By Alan Wolf and Joseph Palenchar -- TWICE, 10/15/2008

Canton, Mass. — Tweeter Newco president/CEO George Granoff has left the company after 13 months on the job.

He was succeeded on an interim basis by Craig Boucher, a partner in CRG Partners, a Bethesda, Md.-based restructuring firm.

Tweeter’s senior management team will report directly to Boucher, who will serve as chief restructuring officer. All other reporting lines within the company will remain in place.

The change was confirmed by Tweeter Newco chairman George Schultze, principal of Schultze Asset Management. The Purchase, N.Y.-based investment group, which specializes in distressed businesses, acquired the A/V specialty chain in a bankruptcy auction for $38 million in August 2007.

In a memo sent to vendors and employees today and obtained by TWICE, Schultze attributed the move to the “current extreme economic conditions and the company’s recent peformance.”

During what Schultze described as a “temporary transition period,” Boucher will be responsible for developing and implementing strategic alternatives, assisting in the company’s day-to-day operations and communicating with all key parties.
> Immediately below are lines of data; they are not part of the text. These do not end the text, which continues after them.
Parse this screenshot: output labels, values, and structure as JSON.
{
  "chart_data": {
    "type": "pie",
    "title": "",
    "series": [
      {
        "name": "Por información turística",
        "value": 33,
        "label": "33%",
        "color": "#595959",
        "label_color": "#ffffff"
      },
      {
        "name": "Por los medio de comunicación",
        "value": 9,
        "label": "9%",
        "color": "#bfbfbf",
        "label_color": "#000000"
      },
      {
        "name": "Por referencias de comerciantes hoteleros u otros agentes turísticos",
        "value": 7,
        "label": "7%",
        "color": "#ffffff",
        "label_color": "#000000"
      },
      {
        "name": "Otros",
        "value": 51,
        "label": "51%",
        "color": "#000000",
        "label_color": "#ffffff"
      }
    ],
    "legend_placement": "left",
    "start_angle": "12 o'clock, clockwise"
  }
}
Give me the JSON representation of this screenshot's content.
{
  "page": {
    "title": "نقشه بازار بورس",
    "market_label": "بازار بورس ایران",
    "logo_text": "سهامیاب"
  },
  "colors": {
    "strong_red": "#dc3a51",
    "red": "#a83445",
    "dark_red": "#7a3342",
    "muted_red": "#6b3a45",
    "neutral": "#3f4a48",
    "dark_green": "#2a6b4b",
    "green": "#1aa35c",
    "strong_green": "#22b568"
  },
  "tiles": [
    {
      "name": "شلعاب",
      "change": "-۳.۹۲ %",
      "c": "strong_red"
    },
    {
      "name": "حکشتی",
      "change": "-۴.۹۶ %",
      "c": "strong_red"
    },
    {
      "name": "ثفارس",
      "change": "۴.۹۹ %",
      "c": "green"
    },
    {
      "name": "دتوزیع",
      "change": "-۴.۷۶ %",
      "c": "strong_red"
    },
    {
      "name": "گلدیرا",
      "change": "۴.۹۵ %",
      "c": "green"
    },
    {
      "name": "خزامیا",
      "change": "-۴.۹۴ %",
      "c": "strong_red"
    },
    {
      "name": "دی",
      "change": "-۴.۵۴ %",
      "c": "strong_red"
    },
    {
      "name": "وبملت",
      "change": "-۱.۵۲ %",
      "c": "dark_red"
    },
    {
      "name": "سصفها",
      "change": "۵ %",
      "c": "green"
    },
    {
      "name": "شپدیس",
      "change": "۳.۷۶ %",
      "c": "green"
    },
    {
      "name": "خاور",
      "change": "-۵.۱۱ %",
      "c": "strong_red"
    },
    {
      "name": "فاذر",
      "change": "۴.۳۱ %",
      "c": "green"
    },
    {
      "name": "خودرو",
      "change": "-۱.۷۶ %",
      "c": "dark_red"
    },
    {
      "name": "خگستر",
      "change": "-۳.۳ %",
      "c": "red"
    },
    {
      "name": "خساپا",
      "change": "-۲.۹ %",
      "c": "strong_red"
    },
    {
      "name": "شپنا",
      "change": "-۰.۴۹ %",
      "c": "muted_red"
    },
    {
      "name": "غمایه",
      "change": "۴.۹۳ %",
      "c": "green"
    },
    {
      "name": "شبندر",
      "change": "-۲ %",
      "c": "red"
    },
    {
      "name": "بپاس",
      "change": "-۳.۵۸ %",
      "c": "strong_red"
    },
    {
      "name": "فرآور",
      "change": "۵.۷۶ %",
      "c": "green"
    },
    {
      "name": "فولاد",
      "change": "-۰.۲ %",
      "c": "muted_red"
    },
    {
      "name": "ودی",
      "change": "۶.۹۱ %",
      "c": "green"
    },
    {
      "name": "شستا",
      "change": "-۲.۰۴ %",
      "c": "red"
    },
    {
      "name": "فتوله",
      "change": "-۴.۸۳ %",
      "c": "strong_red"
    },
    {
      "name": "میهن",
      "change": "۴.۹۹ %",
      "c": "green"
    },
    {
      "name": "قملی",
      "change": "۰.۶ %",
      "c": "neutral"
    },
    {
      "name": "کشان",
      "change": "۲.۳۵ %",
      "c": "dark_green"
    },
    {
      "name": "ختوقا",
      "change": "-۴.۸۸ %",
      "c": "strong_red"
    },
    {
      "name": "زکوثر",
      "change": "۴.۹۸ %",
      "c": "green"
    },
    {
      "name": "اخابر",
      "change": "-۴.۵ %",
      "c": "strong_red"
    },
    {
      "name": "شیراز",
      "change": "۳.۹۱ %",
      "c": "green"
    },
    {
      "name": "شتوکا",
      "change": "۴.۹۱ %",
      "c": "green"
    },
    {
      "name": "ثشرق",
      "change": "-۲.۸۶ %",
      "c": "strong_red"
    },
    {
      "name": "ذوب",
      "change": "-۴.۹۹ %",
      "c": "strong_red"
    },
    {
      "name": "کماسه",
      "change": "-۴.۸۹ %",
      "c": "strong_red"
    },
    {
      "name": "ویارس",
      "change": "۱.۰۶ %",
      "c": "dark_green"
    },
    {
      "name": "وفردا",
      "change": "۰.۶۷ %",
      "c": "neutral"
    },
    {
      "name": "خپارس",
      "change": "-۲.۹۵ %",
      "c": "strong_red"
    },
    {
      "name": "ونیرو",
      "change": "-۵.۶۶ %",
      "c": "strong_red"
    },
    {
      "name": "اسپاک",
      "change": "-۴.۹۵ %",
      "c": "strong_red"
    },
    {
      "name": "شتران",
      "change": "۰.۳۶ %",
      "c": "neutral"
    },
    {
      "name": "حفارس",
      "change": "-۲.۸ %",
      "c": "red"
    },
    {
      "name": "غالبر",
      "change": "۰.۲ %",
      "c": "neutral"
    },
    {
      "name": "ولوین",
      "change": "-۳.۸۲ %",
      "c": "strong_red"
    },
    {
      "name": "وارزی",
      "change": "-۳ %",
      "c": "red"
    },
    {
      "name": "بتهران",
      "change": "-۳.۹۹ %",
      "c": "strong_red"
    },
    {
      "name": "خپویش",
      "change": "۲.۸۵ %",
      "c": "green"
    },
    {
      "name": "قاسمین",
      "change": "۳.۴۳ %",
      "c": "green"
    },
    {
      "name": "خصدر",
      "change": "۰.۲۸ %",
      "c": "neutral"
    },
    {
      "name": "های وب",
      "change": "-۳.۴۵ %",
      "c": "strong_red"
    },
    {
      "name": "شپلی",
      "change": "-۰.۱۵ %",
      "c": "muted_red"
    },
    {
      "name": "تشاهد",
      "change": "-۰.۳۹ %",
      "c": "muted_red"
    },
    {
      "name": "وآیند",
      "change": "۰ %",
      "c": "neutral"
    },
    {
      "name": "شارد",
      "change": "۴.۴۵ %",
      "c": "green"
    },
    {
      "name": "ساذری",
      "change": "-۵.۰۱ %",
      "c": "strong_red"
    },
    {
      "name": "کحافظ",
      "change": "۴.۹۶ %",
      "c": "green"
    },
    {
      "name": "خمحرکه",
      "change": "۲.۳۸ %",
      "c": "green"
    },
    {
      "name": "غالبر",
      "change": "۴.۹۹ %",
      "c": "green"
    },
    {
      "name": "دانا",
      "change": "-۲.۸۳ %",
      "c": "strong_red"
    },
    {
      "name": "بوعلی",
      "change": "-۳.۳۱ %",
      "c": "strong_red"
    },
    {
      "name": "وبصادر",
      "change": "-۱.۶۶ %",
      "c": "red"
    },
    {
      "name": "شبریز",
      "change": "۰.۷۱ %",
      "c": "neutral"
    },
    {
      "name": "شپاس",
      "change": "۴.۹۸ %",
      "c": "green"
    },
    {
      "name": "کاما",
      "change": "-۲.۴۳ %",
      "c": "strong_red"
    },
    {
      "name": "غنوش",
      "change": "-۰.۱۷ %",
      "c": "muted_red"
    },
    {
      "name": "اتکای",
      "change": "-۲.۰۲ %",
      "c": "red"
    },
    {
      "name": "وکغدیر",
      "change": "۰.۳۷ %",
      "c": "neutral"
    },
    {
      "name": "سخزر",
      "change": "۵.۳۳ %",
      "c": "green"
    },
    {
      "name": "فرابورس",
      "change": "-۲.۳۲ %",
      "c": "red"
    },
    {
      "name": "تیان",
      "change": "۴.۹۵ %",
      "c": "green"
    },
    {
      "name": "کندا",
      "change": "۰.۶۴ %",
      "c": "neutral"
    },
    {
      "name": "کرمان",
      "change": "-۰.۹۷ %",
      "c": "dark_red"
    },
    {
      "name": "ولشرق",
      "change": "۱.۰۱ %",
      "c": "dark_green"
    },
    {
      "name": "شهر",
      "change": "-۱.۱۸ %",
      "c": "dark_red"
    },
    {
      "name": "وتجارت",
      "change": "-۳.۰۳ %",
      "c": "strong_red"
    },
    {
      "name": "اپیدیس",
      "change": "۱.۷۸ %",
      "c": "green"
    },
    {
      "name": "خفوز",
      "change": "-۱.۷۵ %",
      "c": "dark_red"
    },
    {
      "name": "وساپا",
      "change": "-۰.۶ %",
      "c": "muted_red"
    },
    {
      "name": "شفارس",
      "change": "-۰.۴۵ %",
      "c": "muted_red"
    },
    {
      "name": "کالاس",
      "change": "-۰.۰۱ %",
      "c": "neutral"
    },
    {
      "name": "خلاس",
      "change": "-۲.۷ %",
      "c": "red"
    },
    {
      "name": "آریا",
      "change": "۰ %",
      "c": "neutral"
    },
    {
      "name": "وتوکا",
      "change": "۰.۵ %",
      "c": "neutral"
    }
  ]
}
According to CRG Partners, Boucher has more than 20 years’ experience in corporate restructuring and crisis management, with particular expertise in the retail and consumer products industries. Prior to joining CRG in June, he served as chief financial officer of Jane & Company, a privately held cosmetic firm, and before that was a managing director of the interim management and corporate restructuring division of the retail/consumer products industry practice at XRoads Solutions Group.

During his career, Boucher has developed and implemented numerous operational restructuring programs that have “substantially increased enterprise value for his clients,” CRG said.

Granoff, a former president/COO of the Ames and Bradlees discount chains, succeeded Joe McGuire following Tweeter’s acquisition by Schultze. During his tenure, Granoff revamped the chain’s infrastructure by consolidating warehouses and moving to a just-in-time delivery model to reduce inventory. He also oversaw the development of a new store prototype highlighted by the use of automated displays.